Fed’s Short Term QE3 Fix May Cause Economy’s Long Term Demise

The Fed’s decision last week to resume monetary easing with Quantitative Easing 3 (QE3) is unprecedented in both its timing and duration, and is a clear indication that our economy is in dire straits. It is a direct contradiction to the assertions from President Obama and former President Clinton that our economy is on a slow path to recovery. Who should you believe, politicians trying to eke out a win for their party, or Fed head Ben Bernanke, a leading expert on the economy and the Great Depression?

Ironically, the move by the Fed may actually help re-elect President Obama. The flood of new money expected will increase real estate and stock market prices and may create the illusion that American wealth is increasing and that the economy is indeed recovering. However, all that new money will also devalue the dollar and thereby increase the cost of oil and other dollar-denominated commodities, which costs will increase headwinds for the recovery.

The re-election of the President is also likely to dampen the prospects for a long term recovery too, as the President apparently intends to “stay the course” and continue policies that have thus far failed to produce meaningful economic growth. In addition, given the President’s apparent inability to work with congress, it is unlikely that there will be the required entitlement, regulatory and tax reforms needed to affect meaningful reductions to the budget deficit and the national public debt, reductions necessary for a sustained and long term economic recovery.

Ben Bernanke certainly knows all that. So why would he announce QE3 now and risk politicizing the Fed with presidential politics? Why risk causing the re-election of an incumbent President who has thus far proven ineffectual in spurring an economic recovery? Why not continue a “ready to act when necessary” posture that has kept markets stable for the past several months?

Cynics believe Mr.
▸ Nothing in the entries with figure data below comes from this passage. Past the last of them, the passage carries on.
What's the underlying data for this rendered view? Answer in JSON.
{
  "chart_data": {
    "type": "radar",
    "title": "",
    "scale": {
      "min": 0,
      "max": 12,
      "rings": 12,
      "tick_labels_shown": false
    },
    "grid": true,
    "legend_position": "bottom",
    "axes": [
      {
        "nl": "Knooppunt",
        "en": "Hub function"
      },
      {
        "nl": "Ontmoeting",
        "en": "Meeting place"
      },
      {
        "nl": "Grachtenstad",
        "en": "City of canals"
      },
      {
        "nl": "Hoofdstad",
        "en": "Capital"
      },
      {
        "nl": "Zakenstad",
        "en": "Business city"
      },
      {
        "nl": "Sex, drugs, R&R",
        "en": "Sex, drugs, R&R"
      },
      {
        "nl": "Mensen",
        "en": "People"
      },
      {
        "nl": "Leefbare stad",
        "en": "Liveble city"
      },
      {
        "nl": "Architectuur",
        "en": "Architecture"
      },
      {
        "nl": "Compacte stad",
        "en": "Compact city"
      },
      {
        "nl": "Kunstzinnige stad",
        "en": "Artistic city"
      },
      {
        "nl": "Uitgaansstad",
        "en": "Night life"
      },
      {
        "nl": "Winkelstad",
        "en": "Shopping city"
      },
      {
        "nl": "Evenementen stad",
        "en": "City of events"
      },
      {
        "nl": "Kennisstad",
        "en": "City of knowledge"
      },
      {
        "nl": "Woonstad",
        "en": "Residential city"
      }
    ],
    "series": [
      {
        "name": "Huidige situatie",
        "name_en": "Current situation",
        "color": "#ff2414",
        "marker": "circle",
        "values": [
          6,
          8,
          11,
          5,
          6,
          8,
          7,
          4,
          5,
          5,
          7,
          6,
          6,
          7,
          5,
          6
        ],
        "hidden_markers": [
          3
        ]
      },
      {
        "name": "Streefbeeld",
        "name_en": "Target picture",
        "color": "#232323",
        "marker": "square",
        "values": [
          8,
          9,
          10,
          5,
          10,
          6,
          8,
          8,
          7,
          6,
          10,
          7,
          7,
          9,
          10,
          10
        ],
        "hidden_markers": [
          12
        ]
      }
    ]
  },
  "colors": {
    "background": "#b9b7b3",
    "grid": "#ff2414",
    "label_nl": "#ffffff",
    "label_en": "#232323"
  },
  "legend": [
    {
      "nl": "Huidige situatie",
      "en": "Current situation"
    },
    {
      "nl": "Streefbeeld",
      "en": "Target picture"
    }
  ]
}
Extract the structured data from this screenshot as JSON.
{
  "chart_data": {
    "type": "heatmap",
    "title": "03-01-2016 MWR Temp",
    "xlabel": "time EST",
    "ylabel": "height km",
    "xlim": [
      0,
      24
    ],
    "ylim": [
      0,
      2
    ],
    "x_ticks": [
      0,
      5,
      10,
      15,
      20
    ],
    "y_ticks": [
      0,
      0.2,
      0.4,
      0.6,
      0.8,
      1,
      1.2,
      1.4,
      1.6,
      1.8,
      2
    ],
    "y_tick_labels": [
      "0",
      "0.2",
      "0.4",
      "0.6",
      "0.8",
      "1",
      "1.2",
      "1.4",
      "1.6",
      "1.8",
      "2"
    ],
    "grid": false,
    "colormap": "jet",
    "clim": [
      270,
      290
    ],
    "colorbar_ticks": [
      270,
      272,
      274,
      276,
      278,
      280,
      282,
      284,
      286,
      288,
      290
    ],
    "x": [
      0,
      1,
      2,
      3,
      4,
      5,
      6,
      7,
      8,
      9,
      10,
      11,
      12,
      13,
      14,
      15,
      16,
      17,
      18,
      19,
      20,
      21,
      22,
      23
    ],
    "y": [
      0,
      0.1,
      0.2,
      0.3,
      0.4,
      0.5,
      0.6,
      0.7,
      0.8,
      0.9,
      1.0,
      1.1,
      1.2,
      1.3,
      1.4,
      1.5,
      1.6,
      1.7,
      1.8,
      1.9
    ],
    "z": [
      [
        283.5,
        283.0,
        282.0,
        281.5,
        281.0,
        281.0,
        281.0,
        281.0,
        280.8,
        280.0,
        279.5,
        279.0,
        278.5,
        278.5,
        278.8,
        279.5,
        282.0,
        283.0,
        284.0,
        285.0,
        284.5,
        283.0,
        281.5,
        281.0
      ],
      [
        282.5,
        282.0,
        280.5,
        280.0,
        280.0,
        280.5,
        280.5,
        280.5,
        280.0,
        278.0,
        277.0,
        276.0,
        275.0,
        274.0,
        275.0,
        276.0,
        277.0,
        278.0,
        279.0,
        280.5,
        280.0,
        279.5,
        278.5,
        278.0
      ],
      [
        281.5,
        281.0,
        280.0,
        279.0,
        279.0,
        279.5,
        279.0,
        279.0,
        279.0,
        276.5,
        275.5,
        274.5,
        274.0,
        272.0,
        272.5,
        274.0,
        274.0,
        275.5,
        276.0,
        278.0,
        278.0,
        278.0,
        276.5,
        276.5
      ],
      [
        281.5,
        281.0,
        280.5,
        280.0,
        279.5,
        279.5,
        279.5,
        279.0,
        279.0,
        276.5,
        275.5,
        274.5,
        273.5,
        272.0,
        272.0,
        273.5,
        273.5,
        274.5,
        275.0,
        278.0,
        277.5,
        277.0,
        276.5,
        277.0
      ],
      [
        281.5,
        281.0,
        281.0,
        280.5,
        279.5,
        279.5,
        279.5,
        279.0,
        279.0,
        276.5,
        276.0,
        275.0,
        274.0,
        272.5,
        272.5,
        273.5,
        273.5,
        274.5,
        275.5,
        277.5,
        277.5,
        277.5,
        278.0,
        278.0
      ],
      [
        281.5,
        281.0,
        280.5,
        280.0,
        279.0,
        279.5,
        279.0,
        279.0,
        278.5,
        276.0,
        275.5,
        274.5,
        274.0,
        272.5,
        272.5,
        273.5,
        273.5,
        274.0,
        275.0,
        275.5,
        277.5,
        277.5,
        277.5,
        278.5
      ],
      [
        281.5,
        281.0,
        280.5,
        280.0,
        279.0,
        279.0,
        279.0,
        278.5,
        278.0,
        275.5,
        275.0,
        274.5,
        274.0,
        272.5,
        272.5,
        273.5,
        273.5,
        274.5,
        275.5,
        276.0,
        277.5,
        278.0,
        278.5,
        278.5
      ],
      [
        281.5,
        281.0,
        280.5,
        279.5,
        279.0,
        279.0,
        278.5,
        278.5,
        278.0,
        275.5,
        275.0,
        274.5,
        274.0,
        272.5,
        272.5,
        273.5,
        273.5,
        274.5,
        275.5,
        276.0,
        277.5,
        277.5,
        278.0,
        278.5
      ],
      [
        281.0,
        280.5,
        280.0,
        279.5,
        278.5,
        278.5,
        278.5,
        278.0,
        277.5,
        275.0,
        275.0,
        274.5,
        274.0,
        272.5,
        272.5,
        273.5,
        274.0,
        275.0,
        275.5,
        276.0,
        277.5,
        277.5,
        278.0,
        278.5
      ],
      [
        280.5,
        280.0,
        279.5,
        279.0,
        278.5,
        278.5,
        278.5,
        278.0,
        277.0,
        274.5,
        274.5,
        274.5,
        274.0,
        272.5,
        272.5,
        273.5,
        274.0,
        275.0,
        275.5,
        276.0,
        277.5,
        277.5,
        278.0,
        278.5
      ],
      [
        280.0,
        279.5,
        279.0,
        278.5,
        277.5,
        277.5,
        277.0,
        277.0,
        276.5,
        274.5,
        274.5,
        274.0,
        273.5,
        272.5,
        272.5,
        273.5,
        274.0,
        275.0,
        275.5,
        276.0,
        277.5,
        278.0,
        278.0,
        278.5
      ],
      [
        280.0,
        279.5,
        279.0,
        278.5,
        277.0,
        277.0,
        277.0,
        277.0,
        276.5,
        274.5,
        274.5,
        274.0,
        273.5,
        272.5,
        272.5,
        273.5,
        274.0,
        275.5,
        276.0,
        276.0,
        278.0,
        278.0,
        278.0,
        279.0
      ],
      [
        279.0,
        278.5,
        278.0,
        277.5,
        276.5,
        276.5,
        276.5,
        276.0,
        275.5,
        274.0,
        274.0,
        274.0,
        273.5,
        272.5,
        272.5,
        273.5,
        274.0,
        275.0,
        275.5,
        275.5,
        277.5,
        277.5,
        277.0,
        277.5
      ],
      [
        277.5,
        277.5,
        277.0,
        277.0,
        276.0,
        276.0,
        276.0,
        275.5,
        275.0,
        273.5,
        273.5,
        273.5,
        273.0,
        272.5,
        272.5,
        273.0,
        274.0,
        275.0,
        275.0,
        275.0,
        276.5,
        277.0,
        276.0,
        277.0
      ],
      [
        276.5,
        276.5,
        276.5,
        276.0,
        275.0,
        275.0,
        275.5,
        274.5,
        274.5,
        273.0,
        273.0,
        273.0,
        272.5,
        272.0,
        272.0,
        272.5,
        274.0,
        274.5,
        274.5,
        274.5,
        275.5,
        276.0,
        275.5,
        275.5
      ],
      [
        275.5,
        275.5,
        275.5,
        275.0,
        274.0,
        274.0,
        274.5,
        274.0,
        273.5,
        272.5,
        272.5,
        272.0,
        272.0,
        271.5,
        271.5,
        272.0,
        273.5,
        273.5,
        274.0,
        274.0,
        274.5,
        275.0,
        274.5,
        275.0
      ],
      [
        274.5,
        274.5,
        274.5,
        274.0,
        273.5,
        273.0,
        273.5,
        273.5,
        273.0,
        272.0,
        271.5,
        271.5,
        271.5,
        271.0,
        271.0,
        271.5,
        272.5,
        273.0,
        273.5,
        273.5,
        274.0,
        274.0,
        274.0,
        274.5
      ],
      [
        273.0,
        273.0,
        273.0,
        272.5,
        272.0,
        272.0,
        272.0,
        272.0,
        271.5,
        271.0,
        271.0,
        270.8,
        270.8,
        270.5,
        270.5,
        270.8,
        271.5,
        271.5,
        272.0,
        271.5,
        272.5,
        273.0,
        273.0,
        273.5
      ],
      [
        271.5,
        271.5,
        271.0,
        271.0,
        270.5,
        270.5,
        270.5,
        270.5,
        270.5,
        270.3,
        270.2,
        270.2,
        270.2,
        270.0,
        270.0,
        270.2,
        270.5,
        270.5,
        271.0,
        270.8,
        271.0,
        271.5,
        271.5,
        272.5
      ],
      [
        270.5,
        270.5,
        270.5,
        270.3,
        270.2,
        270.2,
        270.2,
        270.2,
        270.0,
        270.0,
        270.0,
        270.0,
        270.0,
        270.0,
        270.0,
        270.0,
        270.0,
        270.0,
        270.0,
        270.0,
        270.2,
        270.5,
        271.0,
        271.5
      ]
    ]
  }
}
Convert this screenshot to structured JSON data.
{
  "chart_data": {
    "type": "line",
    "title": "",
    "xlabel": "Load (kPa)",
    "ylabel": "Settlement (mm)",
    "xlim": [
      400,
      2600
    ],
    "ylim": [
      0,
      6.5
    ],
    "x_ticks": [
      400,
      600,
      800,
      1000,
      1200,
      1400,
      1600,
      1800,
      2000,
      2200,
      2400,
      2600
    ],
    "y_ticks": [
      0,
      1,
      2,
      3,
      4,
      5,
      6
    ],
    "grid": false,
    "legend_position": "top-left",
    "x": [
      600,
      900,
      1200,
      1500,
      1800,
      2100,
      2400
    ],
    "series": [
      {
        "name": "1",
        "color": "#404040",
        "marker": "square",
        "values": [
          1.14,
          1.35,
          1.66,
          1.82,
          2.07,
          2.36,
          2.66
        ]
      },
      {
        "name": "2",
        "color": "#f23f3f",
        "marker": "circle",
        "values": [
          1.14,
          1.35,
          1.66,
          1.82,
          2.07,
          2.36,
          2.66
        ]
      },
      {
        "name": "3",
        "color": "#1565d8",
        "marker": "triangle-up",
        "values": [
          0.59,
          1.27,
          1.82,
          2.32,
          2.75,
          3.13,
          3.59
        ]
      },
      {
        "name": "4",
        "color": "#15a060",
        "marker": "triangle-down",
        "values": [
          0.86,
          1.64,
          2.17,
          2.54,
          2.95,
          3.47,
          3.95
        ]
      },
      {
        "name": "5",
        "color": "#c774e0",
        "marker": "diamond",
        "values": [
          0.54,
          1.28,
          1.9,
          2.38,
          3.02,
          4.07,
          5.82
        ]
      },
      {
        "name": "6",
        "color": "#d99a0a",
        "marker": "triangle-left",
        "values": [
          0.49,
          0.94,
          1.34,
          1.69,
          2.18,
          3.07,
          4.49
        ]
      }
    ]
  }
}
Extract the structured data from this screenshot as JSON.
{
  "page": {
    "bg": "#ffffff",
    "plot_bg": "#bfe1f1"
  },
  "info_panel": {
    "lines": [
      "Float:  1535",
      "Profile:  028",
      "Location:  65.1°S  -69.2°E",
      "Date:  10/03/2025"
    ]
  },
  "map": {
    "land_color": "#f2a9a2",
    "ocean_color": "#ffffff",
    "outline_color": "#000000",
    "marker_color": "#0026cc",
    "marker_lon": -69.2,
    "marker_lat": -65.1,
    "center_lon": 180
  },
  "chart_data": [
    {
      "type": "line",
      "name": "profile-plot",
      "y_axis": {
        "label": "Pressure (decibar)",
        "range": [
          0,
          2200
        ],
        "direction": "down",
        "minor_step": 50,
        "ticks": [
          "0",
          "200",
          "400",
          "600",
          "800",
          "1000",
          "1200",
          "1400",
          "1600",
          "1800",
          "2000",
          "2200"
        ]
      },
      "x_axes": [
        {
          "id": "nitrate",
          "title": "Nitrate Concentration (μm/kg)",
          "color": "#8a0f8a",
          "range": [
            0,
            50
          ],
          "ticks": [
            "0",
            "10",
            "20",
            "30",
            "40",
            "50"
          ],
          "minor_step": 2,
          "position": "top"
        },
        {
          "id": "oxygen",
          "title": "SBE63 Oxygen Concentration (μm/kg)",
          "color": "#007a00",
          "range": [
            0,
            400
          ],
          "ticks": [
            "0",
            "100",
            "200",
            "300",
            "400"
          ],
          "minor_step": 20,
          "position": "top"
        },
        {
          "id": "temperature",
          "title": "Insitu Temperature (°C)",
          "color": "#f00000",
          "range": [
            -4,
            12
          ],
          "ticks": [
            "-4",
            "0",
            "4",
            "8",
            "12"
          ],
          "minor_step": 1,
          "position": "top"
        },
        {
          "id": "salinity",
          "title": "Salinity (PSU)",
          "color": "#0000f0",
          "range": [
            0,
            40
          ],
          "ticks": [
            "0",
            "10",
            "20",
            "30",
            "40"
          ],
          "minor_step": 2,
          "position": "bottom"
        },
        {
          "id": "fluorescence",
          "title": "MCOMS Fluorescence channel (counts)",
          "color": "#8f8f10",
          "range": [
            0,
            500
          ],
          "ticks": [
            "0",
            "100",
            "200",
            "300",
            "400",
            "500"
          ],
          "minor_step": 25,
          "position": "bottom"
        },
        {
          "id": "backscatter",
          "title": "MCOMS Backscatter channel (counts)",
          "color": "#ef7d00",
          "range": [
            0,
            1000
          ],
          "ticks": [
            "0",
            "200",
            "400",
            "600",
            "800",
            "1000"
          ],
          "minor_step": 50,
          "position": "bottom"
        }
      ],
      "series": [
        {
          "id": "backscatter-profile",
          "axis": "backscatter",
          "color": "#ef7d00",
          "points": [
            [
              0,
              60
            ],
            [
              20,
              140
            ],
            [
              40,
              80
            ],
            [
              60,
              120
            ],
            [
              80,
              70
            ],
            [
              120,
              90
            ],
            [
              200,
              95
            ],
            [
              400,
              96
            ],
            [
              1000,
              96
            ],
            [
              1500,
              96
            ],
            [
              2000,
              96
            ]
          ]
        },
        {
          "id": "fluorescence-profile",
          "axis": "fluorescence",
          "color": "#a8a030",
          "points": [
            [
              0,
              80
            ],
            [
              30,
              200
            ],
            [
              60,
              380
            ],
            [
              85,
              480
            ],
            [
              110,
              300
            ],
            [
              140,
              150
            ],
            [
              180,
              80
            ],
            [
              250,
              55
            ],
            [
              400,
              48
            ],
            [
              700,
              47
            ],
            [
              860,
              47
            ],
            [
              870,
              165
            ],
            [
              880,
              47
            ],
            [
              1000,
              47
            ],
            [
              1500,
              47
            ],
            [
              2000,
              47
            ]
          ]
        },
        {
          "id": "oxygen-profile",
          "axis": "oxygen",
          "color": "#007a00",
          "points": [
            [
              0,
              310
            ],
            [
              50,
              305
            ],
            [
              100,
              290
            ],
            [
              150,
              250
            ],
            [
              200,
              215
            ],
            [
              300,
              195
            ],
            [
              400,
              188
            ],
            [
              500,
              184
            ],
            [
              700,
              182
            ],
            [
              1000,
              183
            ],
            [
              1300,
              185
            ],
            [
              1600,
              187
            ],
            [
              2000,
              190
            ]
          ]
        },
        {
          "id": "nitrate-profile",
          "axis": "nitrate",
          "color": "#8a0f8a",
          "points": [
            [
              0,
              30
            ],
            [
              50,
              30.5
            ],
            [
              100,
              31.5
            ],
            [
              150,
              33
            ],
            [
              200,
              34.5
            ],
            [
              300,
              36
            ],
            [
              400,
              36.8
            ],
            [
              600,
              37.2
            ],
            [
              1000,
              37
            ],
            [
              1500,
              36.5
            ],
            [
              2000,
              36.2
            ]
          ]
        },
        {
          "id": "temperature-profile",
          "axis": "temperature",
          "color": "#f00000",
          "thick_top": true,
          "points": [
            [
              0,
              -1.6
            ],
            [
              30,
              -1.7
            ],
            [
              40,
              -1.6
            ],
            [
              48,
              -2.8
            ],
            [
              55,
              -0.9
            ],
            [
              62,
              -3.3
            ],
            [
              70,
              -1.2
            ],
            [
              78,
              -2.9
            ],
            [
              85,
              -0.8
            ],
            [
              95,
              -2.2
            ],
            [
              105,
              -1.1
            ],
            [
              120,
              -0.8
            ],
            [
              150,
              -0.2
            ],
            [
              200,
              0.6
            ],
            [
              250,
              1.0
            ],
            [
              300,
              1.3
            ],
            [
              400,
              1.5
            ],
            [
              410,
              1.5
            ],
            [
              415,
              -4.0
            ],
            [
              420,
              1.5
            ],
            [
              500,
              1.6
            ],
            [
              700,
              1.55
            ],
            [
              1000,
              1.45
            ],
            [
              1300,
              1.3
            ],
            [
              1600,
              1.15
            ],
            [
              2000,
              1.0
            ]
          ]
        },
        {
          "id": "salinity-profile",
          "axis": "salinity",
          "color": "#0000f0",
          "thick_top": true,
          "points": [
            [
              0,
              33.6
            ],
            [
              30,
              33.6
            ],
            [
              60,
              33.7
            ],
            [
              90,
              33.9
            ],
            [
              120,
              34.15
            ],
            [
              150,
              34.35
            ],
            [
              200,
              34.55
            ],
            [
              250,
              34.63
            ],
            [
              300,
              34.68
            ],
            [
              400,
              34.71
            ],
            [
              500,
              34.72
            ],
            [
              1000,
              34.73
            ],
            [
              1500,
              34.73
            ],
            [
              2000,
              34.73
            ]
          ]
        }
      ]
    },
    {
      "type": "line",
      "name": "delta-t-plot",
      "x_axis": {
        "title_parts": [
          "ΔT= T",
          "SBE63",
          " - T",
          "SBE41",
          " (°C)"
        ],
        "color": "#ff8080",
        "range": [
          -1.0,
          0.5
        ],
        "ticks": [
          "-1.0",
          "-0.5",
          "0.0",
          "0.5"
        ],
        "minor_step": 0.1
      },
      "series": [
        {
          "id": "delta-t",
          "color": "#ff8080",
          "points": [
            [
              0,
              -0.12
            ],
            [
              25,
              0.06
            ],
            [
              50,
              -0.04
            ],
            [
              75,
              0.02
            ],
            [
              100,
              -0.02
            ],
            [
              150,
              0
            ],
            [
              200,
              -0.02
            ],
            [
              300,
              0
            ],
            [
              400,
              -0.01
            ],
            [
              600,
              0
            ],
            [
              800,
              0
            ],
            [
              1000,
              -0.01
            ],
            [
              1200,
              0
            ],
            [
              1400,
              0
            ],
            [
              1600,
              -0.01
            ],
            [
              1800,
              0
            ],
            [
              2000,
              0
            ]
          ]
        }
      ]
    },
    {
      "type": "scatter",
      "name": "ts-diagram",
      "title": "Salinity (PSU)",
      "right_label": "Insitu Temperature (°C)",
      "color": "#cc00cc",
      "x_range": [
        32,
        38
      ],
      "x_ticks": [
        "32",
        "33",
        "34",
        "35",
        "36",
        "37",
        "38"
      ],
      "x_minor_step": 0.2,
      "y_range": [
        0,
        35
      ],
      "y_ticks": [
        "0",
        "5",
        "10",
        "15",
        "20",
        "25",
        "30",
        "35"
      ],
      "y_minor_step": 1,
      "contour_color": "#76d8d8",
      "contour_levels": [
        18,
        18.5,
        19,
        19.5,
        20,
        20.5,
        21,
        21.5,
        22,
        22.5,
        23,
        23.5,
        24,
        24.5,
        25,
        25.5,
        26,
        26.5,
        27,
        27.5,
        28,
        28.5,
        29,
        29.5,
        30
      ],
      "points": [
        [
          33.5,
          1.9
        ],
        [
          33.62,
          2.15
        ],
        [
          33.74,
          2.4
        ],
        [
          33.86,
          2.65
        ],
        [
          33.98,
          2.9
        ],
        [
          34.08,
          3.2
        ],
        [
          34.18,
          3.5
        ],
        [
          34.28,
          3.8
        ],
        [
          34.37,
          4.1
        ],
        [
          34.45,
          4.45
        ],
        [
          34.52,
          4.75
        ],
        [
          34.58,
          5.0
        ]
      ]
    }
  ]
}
Bernanke’s move was a deliberate attempt to re-elect the President, so he too can keep his job, which is certainly safer with a second Obama administration than it would be with a Romney win. However, given all the recent evidence of a global economic slowdown, it is just as plausible that Mr. Bernanke fears that without the swift, decisive and unprecedented action he took last week, the US economy would be risking a major economic backslide sometime this fall. In that scenario, it is understandable that Mr. Bernanke would be unwilling to wait to act and even be willing to risk assisting the re-election of the President. Further, he would be risking the long term success of his own QE3 program and long term recovery in order to stabilize the economy during the economically significant last quarter of the year.